Version Control for Academics

I’m a version control evangelist: if you’re in academia and don’t use some flavor, I will corner you in a bar or conference and share with you the Good News given the chance. What is version control? Essentially it’s software that keeps track of every change you make to a document, say an R script or a manuscript draft. You check your document into a repository (or “repo” for short) as you make changes, and then you can see a record of all modifications that have been made and roll back if things go wrong. In short, it lets you avoid naming files like “FINAL_rev.8.comments5.CORRECTIONS.doc” which is a very good thing.

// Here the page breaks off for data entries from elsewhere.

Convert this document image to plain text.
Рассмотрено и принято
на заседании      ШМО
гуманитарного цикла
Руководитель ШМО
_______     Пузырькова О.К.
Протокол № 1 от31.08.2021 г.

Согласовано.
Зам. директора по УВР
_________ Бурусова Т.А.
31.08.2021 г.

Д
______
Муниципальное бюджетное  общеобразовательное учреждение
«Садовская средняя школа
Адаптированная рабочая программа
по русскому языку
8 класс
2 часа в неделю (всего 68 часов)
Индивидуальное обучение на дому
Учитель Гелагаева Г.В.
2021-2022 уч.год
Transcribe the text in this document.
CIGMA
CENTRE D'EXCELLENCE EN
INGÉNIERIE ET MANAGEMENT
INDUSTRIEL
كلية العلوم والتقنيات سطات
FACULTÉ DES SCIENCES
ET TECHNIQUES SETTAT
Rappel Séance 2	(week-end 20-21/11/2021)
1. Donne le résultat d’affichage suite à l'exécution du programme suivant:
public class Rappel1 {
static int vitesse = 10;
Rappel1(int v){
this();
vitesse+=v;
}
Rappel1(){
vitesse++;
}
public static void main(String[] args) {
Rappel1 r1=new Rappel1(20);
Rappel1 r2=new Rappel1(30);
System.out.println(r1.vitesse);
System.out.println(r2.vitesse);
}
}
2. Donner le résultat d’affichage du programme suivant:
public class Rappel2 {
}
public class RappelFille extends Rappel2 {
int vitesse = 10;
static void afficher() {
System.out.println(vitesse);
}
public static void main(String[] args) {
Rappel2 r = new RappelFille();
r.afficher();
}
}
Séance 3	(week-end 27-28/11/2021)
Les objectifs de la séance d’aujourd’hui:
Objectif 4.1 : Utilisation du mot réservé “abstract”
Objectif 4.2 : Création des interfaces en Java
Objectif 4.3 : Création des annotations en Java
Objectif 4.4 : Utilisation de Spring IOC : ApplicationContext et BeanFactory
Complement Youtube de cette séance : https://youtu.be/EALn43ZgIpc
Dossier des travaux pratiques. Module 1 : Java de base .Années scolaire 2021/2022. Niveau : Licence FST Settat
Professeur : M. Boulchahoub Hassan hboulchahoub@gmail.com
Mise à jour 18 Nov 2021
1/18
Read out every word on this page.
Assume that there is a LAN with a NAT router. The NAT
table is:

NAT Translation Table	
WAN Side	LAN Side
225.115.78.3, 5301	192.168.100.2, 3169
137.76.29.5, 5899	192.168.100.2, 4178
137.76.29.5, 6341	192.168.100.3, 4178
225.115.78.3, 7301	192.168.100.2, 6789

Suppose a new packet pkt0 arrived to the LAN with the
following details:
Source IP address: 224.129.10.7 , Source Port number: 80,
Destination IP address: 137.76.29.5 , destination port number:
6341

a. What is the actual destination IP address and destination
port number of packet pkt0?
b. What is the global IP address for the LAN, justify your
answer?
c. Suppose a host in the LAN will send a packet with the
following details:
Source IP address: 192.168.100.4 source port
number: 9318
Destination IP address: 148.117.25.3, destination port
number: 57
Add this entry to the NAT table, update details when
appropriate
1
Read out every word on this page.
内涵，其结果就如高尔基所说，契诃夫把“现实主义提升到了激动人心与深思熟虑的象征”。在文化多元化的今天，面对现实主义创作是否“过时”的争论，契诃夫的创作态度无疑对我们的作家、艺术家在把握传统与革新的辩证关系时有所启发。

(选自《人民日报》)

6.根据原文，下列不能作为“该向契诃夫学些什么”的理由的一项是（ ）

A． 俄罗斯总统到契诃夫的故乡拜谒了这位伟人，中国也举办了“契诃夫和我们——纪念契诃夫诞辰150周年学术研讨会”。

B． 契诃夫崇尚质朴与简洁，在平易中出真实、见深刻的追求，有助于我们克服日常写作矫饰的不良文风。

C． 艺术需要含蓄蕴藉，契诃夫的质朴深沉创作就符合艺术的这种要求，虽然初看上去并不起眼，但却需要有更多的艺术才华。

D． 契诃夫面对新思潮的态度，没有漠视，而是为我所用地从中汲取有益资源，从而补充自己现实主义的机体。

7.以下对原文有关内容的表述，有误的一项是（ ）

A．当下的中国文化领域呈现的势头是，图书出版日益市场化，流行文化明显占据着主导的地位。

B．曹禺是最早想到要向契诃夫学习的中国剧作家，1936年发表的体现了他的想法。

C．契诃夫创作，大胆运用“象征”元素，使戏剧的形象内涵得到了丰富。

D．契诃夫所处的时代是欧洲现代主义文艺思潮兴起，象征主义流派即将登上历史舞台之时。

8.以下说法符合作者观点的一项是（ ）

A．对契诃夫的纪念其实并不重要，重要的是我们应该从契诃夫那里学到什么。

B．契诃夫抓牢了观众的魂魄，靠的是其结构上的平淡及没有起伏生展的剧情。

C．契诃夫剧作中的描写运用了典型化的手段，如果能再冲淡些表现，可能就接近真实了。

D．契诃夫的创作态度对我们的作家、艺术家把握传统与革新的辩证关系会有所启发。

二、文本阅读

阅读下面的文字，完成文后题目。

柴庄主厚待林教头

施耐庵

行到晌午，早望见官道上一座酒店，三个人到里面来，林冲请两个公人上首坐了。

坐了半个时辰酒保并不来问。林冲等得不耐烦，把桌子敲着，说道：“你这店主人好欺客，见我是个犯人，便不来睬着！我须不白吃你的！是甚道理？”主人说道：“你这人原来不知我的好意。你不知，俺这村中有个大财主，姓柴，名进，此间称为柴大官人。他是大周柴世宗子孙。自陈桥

It also makes collaboration easy. If a colleague in Europe is editing a bit of code or a paragraph in a paper, I can be working on the same document and we can then merge our changes together. It’s like Track Changes in Word, but without the headaches. Others can flag areas of my project that they think need a fix, or grab a version of my code, fix it, and send it back to me for my approval. And if they want to grab the whole project and move in a different direction, they can easily do so by “forking” the repository.

So what are the downsides for academics? First, it’s really geared to plain text documents. That’s fine for computer code, but it means doing your manuscript writing outside of Word (which to me at least is another very good thing.) Writing in LaTex is an option, although the learning curve is steep. A simpler option for basic formatting is Markdown, which can be picked up easily and will probably suffice for drafting most papers. You might already recognize Markdown if you frequent certain forums online, but here’s a tutorial that will teach you Markdown in minutes if not.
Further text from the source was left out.